Warning: $14,000 BigQuery Charge in 2 Hours

Yeah, hopefully the changes (going live soon) will help to raise awareness of the risks and best practices for controlling costs.

Unfortunately though, the only way to enforce the cost controls is in the individual’s own Google Cloud project. As BigQuery dataset owners, HTTP Archive doesn’t have the ability to set those kinds of restrictions for users.

Do you know about the dry_run option in the Python client? Granted, the estimate is provided in bytes, but it should give you an idea of the costs.

No the warning only relates to the query drafted in the current tab. You could have multiple queries running concurrently, but they will each incur their own separate costs.

And the way this UI is used in BigQuery is mostly to show you that the current query is syntactically valid, hence the checkmark. If there isn’t enough horizontal space, BigQuery will actually hide the estimate behind the tooltip. And if there are any syntax errors, the data estimate is replaced with an error message.

It’s a few factors:

  1. The web is very big
  2. It’s getting heavier
  3. We collect a lot of metadata
  4. We’ve been at it for a long time :sweat_smile:

You can see the number of websites we test each month in this report. As of today it’s about 26 million. Recently we started testing one interior page, in addition to the home page, for each site. Last month we tested 49,802,459 pages.

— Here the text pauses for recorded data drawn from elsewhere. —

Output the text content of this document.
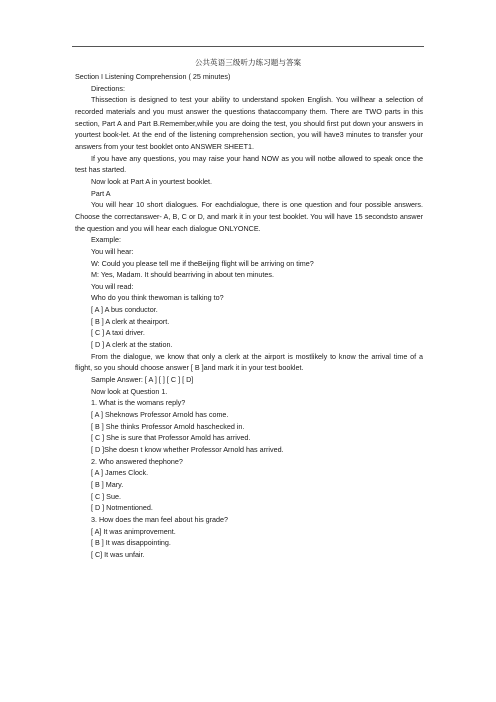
公共英语三级听力练习题与答案

Section I Listening Comprehension ( 25 minutes)

Directions:

Thissection is designed to test your ability to understand spoken English. You willhear a selection of recorded materials and you must answer the questions thataccompany them. There are TWO parts in this section, Part A and Part B.Remember,while you are doing the test, you should first put down your answers in yourtest book-let. At the end of the listening comprehension section, you will have3 minutes to transfer your answers from your test booklet onto ANSWER SHEET1.

If you have any questions, you may raise your hand NOW as you will notbe allowed to speak once the test has started.

Now look at Part A in yourtest booklet.

Part A

You will hear 10 short dialogues. For eachdialogue, there is one question and four possible answers. Choose the correctanswer- A, B, C or D, and mark it in your test booklet. You will have 15 secondsto answer the question and you will hear each dialogue ONLYONCE.

Example:

You will hear:

W: Could you please tell me if theBeijing flight will be arriving on time?

M: Yes, Madam. It should bearriving in about ten minutes.

You will read:

Who do you think thewoman is talking to?

[ A ] A bus conductor.

[ B ] A clerk at theairport.

[ C ] A taxi driver.

[ D ] A clerk at the station.

From the dialogue, we know that only a clerk at the airport is mostlikely to know the arrival time of a flight, so you should choose answer [ B ]and mark it in your test booklet.

Sample Answer: [ A ] [ ] [ C ] [ D]

Now look at Question 1.

1. What is the womans reply?

[ A ] Sheknows Professor Arnold has come.

[ B ] She thinks Professor Arnold haschecked in.

[ C ] She is sure that Professor Amold has arrived.

[ D ]She doesn t know whether Professor Arnold has arrived.

2. Who answered thephone?

[ A ] James Clock.

[ B ] Mary.

[ C ] Sue.

[ D ] Notmentioned.

3. How does the man feel about his grade?

[ A] It was animprovement.

[ B ] It was disappointing.

[ C] It was unfair.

It hasn’t always been this large, but it’s been running consistently for over 13 years, and throughout most of that time it’s actually run at a pace of twice per month.

For each page, we save a lot of metadata about it and its resources. For text-based resources, we save their full response bodies in BigQuery too.

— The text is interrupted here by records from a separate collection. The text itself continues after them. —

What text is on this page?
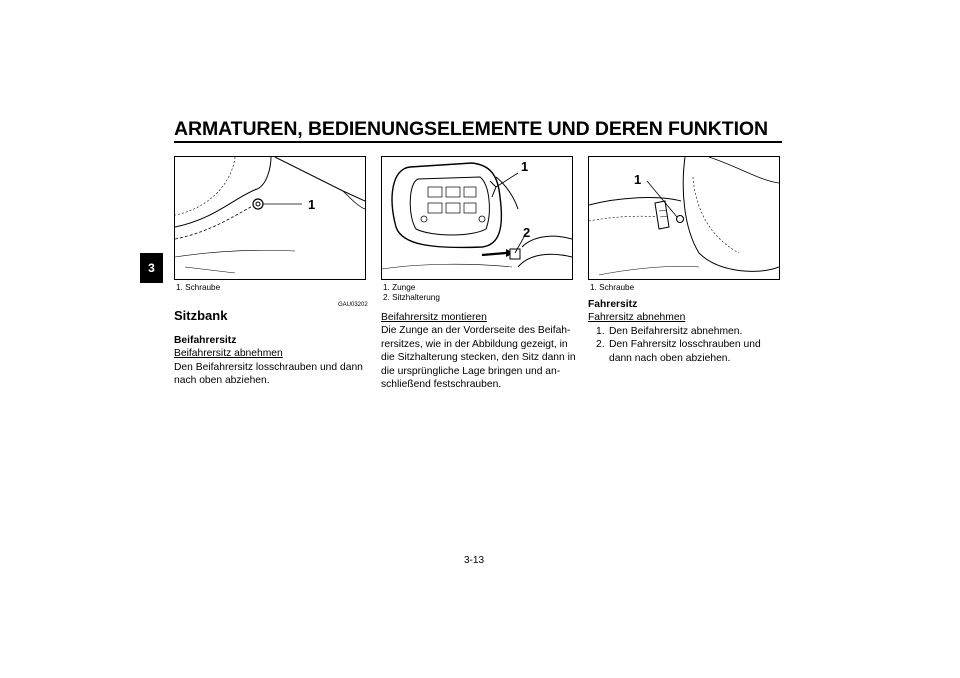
ARMATUREN, BEDIENUNGSELEMENTE UND DEREN FUNKTION
3
1
1. Schraube
1
2
1. Zunge
2. Sitzhalterung
1
1. Schraube
GAU03202
Sitzbank
Beifahrersitz
Beifahrersitz abnehmen
Den Beifahrersitz losschrauben und dann
nach oben abziehen.
Beifahrersitz montieren
Die Zunge an der Vorderseite des Beifah-
rersitzes, wie in der Abbildung gezeigt, in
die Sitzhalterung stecken, den Sitz dann in
die ursprüngliche Lage bringen und an-
schließend festschrauben.
Fahrersitz
Fahrersitz abnehmen
1. Den Beifahrersitz abnehmen.
2. Den Fahrersitz losschrauben und
dann nach oben abziehen.
3-13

On top of the growth in the number of websites we test, the websites themselves are loading more, heavier resources:

As of last month, the page-level data weighs in at 38 TB and the request-level data at 204 TB, an average of 1.5 MB and 7.8 MB of data per page, respectively.

Because it’s so data-rich, the dataset is extremely valuable for understanding the state of the web and how it’s trending, including lots of academic research use cases. But as @Tim rightly points out, the dataset’s size makes it a double-edged sword that needs to be used with extreme caution.